Moving away from Property Crowdfunding very briefly, but staying with property liquidity, "Days on Market" (DOM) refers to the number of days that a property is on the active market, which is an important measurement of market liquidity regarding property.
DOM is a useful indicator for potential buyers to evaluate the popularity of a house. For example, if you see a home you love and you want to make an offer, there are several factors to consider before getting your wallet out. These factors will include demand, location, property type and condition, as well as the value of all the market comparables. All these categories will impact the property's liquidity and should be taken into account.
The DOM is significant for a number of reasons. If a property stays on the market for a long time, the seller may have to lower the asking price or accept an offer for a lower price. Many potential buyers will associate a home sitting on the market for months and months with the home being undesirable or having issues that will be expensive to fix. However, this can be a positive sign for the buyer as you can offer less than the asking price as the seller is more likely to be open to negotiations.
As a buyer, seeing a home that you like that has been on the market for a long time can be an ideal situation. After being on the market for an extended period, the buyer might be more motivated to sell. Most people who are selling a home are doing so because they are ready to move on and may even have a new home they want to get moved into as quickly as possible.
In short, the longer the DOM of the property, the less liquid it will be and the lower the selling or renting price generally is.
Liquidity in Property Crowdfunding
Investors typically choose to invest in property based on two factors: yields and liquidity. While yields create revenue and cash flow during ownership, it's the property's liquidity that determines how successful the investor will be upon exiting the project.
Therefore, if you're an investor on a Property Crowdfunding platform, considering the liquidity of the investment opportunity is of paramount importance as it will affect the money in your pocket upon project completion.
To summarise, when carrying out your personal due diligence on different investment opportunities, it's worth bearing in mind the following liquidity factors;
Proximity to transportation hubs, places of employment, health / education / retail centres and infrastructure.
Low crime rate and reputation for being safe.
Good employment opportunities.
Areas of beauty (greenery / parks / woods).
- Recent construction (new-builds and renovated properties tend to sell better than old, decrepit buildings).
- Design and location (good view, convenient design, high ceilings, second floor or higher).
- Amenities (parking spaces, playgrounds, etc.).
Good market capacity and activity (more sales, better liquidity).
Affordability (prime property is harder to sell).
Stable value (falling prices decrease liquidity).

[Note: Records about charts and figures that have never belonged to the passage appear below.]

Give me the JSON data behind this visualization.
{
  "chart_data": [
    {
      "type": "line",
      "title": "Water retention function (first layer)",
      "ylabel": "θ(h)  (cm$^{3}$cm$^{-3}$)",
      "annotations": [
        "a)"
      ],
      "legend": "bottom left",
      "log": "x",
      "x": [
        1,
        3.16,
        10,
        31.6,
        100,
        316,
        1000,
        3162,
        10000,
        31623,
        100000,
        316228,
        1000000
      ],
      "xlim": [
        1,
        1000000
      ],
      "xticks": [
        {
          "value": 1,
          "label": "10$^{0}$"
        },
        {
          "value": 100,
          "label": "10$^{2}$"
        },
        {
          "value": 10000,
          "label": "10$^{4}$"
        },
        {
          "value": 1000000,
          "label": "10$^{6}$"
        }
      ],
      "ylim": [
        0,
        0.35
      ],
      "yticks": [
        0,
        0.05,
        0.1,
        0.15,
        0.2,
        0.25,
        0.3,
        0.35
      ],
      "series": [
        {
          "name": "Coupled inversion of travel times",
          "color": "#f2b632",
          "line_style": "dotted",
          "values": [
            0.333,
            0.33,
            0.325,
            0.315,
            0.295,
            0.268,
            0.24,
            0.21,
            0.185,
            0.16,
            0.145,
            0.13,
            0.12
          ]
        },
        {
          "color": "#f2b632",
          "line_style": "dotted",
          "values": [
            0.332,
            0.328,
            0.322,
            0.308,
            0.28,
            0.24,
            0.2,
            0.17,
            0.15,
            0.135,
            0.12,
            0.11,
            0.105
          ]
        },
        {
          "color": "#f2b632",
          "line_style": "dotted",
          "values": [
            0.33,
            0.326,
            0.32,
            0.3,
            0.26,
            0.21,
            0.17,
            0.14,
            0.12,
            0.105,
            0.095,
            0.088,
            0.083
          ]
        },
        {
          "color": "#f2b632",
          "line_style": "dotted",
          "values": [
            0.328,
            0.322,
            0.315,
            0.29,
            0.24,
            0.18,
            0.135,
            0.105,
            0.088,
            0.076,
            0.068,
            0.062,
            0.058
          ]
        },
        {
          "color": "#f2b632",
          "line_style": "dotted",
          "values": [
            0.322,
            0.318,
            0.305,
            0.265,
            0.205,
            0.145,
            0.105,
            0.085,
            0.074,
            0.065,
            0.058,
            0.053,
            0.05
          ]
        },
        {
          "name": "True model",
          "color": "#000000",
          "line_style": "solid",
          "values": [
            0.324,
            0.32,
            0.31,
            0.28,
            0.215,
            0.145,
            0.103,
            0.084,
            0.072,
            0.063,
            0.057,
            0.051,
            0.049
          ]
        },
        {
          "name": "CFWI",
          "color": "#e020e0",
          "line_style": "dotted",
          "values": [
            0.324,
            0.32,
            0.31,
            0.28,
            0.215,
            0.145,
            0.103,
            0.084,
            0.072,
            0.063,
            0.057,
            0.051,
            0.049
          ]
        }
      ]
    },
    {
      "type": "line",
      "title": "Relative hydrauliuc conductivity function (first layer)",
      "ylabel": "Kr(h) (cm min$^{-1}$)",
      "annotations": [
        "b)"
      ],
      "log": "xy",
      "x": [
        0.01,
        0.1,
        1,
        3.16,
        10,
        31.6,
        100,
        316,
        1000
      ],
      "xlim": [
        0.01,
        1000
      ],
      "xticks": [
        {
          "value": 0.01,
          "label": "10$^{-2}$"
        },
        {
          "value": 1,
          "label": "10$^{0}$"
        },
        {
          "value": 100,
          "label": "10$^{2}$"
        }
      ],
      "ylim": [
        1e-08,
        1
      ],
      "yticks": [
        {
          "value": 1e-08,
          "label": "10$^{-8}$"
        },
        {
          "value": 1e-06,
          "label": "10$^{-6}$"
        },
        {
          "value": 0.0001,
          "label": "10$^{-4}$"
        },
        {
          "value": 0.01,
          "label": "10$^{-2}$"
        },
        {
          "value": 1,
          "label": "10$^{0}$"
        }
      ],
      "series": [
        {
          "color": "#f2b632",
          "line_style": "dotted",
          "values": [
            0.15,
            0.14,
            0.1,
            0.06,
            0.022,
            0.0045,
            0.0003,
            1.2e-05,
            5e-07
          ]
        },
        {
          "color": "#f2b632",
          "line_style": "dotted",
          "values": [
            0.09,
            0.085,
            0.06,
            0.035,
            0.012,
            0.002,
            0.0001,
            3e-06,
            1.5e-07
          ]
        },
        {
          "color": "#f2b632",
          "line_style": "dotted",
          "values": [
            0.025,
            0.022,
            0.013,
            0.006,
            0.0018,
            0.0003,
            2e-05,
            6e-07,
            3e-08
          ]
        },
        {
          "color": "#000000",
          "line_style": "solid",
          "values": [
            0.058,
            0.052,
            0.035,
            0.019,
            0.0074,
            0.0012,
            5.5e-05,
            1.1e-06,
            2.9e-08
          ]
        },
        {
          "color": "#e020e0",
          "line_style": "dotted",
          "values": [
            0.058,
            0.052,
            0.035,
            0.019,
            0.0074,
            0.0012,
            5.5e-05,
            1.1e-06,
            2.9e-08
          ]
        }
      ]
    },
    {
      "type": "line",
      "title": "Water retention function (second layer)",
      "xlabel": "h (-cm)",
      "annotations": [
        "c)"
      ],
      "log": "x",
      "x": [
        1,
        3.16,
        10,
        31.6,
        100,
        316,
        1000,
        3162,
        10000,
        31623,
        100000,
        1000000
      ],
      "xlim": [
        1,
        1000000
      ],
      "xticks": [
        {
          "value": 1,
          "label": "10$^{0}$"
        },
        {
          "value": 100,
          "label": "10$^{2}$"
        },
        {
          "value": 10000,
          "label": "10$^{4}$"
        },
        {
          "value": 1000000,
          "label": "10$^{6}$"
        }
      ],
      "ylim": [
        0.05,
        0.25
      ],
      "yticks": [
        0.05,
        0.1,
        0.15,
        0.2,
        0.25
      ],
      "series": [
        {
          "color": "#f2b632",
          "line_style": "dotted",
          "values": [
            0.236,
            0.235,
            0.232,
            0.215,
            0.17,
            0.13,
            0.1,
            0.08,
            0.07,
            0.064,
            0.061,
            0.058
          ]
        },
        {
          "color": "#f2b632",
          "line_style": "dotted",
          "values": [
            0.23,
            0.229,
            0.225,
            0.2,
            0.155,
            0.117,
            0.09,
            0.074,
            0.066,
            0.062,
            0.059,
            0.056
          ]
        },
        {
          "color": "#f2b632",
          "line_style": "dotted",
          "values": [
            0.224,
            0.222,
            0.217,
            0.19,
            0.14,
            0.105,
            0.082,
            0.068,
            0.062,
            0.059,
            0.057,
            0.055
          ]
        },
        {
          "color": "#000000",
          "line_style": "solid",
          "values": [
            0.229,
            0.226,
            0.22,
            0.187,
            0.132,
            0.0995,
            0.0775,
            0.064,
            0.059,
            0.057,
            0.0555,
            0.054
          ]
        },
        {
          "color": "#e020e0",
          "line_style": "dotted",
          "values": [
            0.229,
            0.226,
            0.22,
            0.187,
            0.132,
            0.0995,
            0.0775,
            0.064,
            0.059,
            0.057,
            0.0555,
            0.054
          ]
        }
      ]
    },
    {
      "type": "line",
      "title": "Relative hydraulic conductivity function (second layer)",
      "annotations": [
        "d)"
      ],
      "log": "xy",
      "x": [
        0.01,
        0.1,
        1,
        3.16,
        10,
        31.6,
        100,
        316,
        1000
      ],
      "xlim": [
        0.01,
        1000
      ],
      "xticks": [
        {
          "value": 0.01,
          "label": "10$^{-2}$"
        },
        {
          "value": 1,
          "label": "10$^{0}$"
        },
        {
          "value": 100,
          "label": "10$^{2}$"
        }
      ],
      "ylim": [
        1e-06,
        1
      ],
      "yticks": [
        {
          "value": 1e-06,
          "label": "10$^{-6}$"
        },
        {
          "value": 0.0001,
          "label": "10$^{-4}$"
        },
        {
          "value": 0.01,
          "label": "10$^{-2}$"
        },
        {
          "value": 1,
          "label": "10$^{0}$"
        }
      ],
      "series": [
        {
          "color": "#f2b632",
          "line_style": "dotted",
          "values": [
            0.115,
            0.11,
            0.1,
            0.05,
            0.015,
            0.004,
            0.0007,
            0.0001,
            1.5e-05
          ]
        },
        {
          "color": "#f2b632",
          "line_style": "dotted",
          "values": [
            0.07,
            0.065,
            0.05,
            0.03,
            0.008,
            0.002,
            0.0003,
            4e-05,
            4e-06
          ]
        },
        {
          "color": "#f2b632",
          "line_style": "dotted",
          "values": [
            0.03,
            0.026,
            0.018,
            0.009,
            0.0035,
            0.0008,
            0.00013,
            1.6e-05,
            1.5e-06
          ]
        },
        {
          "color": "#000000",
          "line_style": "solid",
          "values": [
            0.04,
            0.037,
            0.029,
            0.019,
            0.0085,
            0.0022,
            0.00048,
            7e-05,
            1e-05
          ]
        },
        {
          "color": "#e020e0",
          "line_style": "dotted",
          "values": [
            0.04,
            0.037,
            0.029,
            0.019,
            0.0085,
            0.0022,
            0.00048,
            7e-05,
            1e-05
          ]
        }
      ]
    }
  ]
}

So, as you put together a property investment portfolio, don't forget to consider liquidity. Really consider your long-term financial goals and think about your financial situation, always considering what you would do in an emergency.
Would the investment tie up your assets to the point that you couldn't easily access your wealth if you needed it quickly? Plan your investments and your finances so that you have enough liquidity to meet your needs and goals.
Liquidity matters. Liquidity is important, and definitely worth considering if investing in a generally illiquid property market.